エベンは自分の頬が斬り裂かれ剣を止められているという状況に苦痛と恐怖のために脂汗が滝のように流れている。
「ああ、ごめんなさいね。あんまり不愉快だったからついやっちゃたわ。せっかく治療したのに…」
フィリシアの言葉に男達も脂汗が止まらない。闇ギルドとして不幸を撒き散らし、他者をいたぶってきた彼らだったが、この時になってはじめて被害者達の気持ちがわかったのだ。
「それじゃあ、最後の質問ね」
フィリシアの言葉に全員が頷く。
「私を誘拐しようとしたのは、そもそも誰?」
『俺達のギルドマスターであるリュハン=メムトです』
見事なまでに声が揃い雇い主の名前を言う。ここまで怒りを買っている以上、少しでも怒りを収めるためには素直にいうしか選択肢は無かったのだ。
「そう…それじゃあ、そいつを始末しましょうかね」
フィリシアの言葉に全員が驚愕する。フィリシアの言葉に一切の逡巡はない。本当に蟻を踏みつぶすような残酷な意思を感じたのだ。
「それじゃあ、これから闇ギルドを一つ潰すとしましょう」
フィリシアの言葉に全員が驚愕する。フィリシアは何の準備もなく闇ギルドを潰すと宣言したのだ。
「そ、それは無茶です!!ギルドマスターの横には常にアグレオが守ってるんです」
一人の男がフィリシアに言う。男達は敵対行為を取ることができないのでこの言葉も本心からのものなのだろう。本心は本心だが、男達が心配しているのは自分自身だった。フィリシアがギルドに乗り込んだときに被害を受けるのが嫌だったのだ。
「アグレオ?誰です」
フィリシアの言葉に男はアグレオの事を話し出す。
「アグレオは元『ミスリル』の冒険者です。その腕前はとんでもない強さです」
「なるほど…『ミスリル』…ね」
フィリシアは少し考え込む。『ミスリル』の冒険者にジェドとシアがいるが、あの二人は確実に並の『ミスリル』の実力ではないので基準としては不適格だ。となるとゴルヴェラとの戦いで命を落とした『鋼』を基準にしてみれば良いのだが、『鋼』の戦闘を直接見ていないので正確な所は分からない。

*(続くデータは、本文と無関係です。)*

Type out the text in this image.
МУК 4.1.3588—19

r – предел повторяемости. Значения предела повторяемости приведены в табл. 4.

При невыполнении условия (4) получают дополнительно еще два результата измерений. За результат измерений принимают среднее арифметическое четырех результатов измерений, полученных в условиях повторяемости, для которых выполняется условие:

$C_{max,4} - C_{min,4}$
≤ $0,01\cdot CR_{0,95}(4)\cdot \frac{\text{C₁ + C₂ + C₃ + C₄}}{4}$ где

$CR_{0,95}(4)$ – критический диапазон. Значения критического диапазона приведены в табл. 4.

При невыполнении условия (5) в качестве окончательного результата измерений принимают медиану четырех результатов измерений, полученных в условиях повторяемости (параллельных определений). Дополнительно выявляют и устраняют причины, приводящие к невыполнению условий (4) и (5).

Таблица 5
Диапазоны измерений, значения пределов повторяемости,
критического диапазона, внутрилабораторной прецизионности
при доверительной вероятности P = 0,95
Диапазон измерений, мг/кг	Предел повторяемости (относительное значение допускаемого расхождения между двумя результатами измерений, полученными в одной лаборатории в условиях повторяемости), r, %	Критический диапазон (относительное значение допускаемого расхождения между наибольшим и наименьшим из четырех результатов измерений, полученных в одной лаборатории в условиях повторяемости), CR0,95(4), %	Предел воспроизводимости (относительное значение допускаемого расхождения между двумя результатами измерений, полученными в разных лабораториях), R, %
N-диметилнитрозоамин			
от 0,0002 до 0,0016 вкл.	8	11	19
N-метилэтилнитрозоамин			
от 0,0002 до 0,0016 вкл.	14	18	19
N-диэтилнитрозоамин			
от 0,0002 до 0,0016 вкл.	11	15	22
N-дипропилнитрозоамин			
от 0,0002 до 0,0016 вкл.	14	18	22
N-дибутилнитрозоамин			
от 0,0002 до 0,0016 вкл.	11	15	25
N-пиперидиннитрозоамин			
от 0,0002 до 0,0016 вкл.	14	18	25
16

でもゴルヴェラに為す術無く敗れたという話から、それほど警戒する相手ではないだろう。
「まぁ、いいわ。さっさといくわよ。ギルドマスターの所に案内しなさい」
フィリシアの言葉に男達は顔を見合わせ、フィリシアを案内する。
闇ギルド『フィゲン』は今日、壊滅する事が決定したのだ。